Jason, Ben, Greg, Bryce, Kyle and Tim were more than willing to answer my questions. I asked if they ever get hit on by groupies and Jason remembered how he’d seen three sets of women’s breasts on the glass of the garage at Daytona this year. I was shocked. What are those women thinking?? The guys are just going to drop everything and ask for their number? Weird.
I asked if they ever get to hang out with Gilliland. They see him mostly at the shop and sometimes he takes ‘em out to dinner. The resounding response overall though was that he was a really nice guy.
As I was standing there, talking to these guys, a small crowd started to gather around us. Apparently everyone wanted to watch them “clean their nuts.” They needed to clean the inside of the nuts, that would later be glued to the tires, so that they’d run on and off the studs easier during tire changes. The process involved a drill and a really long bit of some sort.
If any of those nuts fell on the ground during the process they had to be tossed. It’s bad luck to put it on the car after it’s been on the ground, so a couple lucky kids got to have the undesirables as souvenirs.
If I get the chance to talk to them again, when they’re not busy, I’ll take the photo of them that I forgot get the first time!
I’m watching NASCAR Drivers: Non-Stop on ESPN2 right now. The show follows Clint Bowyer, J.J. Yeley, Casey Mears, David Gilliland and Jeremy Mayfield , amongst others, on and off the race track. The footage is from last year’s race season. It’s great! Take my word for it.
What’s better than seeing Jeremy Mayfield sitting at home completely frustrated that he’s not out there racing with everyone else? Ever since he was ousted from Evernham in August I was dying to know what he was doing with himself and this show answered all of my questions. Besides watching the races he spent time bowling with his wife, building a new massive house and, as i’ve noted in the title, he spent some time blowing up watermelons.
Jeremy will be back this year in the #36 360 OTC Toyota Camry for Bill Davis Racing.
The show also confirmed my feelings about Clint Bowyer. I once compared him to Pittsburgh Steeler quarterback Ben Roethlisberger at the suggestion of sports writer John Dugan. But I think that Clint really bares a striking resemblance to actor Steve Martin. What do you think?

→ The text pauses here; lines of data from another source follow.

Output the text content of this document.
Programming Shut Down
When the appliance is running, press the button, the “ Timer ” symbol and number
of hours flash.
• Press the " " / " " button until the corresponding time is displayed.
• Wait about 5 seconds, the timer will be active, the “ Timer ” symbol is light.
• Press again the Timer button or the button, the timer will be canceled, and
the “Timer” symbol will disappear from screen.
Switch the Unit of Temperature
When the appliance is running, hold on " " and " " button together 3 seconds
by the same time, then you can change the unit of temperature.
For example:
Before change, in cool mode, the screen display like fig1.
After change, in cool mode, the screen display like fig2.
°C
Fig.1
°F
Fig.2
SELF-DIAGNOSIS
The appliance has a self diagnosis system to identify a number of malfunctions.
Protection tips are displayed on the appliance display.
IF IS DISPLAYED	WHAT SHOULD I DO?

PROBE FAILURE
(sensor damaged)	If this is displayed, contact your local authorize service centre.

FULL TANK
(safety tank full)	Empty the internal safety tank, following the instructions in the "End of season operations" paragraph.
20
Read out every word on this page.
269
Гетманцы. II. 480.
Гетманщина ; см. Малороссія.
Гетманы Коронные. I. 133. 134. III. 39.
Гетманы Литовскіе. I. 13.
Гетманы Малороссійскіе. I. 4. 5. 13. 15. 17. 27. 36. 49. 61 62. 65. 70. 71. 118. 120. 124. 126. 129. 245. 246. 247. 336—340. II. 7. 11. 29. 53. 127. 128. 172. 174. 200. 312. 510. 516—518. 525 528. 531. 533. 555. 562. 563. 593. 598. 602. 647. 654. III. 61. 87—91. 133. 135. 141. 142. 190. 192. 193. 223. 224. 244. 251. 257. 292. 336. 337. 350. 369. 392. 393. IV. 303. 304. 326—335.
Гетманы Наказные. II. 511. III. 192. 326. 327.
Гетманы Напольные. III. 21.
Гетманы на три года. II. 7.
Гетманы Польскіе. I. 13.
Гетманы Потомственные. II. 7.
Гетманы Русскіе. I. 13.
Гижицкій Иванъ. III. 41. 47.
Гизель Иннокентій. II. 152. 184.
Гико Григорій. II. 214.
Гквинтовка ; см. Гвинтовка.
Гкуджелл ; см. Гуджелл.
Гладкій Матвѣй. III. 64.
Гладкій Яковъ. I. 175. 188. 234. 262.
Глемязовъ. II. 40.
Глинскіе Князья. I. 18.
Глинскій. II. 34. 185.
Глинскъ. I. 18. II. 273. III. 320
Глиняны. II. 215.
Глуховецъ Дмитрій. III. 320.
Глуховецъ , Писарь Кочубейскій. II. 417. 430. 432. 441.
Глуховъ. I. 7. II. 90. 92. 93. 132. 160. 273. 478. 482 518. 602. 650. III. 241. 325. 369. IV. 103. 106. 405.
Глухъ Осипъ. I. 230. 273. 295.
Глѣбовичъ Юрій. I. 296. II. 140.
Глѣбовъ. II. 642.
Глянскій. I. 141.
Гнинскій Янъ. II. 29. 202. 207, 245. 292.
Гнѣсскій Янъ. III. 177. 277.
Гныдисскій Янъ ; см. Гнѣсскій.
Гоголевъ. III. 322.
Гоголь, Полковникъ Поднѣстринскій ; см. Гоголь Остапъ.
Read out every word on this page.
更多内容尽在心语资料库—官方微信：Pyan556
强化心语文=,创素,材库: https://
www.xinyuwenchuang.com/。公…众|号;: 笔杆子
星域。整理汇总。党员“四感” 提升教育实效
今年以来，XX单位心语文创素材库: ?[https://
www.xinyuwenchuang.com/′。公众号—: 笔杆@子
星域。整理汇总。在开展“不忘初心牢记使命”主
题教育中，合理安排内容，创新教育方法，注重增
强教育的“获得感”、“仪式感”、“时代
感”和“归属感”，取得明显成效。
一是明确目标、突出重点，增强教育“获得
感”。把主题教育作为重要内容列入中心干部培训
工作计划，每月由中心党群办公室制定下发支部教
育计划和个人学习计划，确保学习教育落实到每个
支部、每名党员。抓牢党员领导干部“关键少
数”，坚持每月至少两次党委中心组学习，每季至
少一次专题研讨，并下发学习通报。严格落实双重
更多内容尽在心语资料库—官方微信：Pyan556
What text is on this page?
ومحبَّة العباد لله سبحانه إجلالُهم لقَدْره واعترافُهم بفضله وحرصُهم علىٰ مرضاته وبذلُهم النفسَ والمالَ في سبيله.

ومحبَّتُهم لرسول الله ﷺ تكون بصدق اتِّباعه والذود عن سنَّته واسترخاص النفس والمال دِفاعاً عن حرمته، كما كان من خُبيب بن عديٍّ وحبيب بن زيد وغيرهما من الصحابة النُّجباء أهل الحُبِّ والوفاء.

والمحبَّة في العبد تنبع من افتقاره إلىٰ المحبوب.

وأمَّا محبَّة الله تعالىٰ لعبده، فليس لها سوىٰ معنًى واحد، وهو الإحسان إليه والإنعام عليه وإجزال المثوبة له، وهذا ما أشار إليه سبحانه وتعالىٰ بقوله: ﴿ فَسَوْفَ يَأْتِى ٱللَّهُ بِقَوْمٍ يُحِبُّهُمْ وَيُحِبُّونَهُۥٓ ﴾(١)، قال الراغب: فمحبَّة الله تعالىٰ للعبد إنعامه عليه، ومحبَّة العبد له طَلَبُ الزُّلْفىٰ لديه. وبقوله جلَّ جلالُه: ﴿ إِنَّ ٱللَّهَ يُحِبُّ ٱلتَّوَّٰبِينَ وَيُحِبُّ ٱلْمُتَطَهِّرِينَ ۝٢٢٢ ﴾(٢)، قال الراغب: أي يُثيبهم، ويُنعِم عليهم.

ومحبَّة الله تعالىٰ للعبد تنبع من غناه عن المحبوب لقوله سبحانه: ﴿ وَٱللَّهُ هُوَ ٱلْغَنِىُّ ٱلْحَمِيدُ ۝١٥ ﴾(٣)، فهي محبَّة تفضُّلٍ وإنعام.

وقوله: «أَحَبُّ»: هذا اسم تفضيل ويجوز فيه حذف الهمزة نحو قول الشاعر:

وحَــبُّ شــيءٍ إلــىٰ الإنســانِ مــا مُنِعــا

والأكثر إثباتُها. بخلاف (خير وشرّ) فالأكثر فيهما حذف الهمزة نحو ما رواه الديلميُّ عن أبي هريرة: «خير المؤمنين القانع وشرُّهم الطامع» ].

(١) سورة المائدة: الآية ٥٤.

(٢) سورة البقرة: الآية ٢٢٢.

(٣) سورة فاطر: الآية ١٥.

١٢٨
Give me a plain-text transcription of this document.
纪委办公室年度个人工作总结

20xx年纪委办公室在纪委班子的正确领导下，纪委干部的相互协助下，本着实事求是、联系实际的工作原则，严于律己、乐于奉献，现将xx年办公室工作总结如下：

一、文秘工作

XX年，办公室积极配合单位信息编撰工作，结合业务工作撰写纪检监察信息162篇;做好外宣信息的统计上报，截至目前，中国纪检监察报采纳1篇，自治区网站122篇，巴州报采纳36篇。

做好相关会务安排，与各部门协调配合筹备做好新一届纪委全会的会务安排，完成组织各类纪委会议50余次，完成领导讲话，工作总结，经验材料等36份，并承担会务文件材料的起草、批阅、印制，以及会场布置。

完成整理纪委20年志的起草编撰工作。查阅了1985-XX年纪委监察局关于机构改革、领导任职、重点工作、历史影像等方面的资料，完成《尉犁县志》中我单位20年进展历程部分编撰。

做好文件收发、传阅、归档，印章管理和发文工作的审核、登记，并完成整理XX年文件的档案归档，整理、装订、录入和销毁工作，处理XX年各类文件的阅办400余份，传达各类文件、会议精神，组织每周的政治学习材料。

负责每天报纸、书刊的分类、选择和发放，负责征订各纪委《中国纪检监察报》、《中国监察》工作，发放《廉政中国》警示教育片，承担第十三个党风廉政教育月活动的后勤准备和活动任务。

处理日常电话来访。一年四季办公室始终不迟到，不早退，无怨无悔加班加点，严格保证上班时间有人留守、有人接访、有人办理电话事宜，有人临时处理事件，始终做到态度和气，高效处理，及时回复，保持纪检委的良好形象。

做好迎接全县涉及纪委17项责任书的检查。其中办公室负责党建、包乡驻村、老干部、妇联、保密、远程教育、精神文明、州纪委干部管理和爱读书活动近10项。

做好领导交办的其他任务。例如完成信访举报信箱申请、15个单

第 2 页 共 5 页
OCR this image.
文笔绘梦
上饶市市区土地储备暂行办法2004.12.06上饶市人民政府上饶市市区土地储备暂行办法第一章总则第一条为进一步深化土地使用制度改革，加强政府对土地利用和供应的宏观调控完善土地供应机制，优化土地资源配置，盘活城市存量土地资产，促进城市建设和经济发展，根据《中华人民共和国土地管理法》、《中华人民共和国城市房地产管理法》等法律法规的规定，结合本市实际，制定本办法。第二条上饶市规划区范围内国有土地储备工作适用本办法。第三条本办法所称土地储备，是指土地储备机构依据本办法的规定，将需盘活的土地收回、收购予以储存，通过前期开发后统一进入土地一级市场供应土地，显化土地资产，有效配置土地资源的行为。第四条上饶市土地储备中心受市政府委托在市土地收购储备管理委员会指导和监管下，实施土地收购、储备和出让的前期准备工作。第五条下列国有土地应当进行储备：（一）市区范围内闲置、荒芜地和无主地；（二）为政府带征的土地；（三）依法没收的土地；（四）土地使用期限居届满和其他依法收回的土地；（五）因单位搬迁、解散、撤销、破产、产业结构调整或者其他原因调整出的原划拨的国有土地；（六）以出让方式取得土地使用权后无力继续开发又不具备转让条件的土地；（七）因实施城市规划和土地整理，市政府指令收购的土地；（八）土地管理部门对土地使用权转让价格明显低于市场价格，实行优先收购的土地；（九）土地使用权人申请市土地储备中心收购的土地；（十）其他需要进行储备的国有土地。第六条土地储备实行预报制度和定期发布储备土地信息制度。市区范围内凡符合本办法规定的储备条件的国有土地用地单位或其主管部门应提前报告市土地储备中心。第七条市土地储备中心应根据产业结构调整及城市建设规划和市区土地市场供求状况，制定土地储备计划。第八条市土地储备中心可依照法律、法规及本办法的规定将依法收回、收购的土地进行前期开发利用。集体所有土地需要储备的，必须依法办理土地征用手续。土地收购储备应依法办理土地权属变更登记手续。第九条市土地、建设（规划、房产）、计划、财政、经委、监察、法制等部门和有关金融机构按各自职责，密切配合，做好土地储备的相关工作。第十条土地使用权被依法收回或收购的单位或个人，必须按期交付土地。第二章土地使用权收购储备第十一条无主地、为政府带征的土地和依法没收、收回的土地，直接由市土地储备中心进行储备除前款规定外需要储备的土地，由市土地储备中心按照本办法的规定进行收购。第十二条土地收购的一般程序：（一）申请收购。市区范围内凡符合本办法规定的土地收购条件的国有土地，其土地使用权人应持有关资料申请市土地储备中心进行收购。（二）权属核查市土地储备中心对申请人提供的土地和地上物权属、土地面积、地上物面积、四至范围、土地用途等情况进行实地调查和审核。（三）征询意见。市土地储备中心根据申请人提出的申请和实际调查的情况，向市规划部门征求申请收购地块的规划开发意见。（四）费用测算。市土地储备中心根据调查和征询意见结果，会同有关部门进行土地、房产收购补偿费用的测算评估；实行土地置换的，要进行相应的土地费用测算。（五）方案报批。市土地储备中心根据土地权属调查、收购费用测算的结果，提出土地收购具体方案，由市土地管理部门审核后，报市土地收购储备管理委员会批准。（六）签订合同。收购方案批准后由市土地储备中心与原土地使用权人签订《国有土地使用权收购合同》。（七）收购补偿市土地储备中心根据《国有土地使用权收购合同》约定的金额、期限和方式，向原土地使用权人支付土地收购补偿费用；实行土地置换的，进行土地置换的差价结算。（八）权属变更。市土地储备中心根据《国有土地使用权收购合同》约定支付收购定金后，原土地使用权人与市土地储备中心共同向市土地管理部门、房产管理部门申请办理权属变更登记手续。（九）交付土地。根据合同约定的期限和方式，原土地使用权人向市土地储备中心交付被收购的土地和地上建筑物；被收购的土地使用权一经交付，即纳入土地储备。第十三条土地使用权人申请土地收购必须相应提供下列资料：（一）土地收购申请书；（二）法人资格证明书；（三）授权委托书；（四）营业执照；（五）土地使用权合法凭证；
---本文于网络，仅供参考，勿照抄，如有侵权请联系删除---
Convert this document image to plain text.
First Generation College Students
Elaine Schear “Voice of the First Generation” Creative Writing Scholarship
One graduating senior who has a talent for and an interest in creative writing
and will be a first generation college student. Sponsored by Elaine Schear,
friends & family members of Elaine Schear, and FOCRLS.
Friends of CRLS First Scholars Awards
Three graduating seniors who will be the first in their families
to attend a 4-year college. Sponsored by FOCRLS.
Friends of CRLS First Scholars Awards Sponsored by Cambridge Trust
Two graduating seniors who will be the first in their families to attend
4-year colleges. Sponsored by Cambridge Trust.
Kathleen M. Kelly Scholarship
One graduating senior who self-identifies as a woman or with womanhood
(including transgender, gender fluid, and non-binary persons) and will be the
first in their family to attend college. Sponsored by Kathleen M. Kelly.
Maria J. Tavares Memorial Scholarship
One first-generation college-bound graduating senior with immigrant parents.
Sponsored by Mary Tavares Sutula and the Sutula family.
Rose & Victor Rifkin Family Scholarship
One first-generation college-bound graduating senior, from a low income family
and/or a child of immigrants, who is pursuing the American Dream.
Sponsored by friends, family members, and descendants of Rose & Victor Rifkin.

Also on ESPN2 today is Michael Waltrip Racing: A New Era. Here’s some info from the show’s press release:
Michael Waltrip Racing: A New Era is an 11-episode, documentary television series that chronicles Michael Waltrip Racing and Toyota’s new partnership in the NASCAR NEXTEL Cup Series.
In the premiere episode, Waltrip breaks ground at his new fabrication shop and announces to his staff that ESPN2 will document all of the exciting developments for the new race team. He also visits Toyota Racing Development to see the new Toyota Camry stock car and Toyota executives explain why the company is partnering with the team and entering NASCAR NEXTEL Cup racing.
“This show was a once-in-a-lifetime opportunity for me to build a race team and give the fans an inside look into everything that goes into it,” said Waltrip, a two-time Daytona 500 winner. “From hiring the crew, to applying information about rules and competition, and seeing how it all comes together — that’s what this story is about.”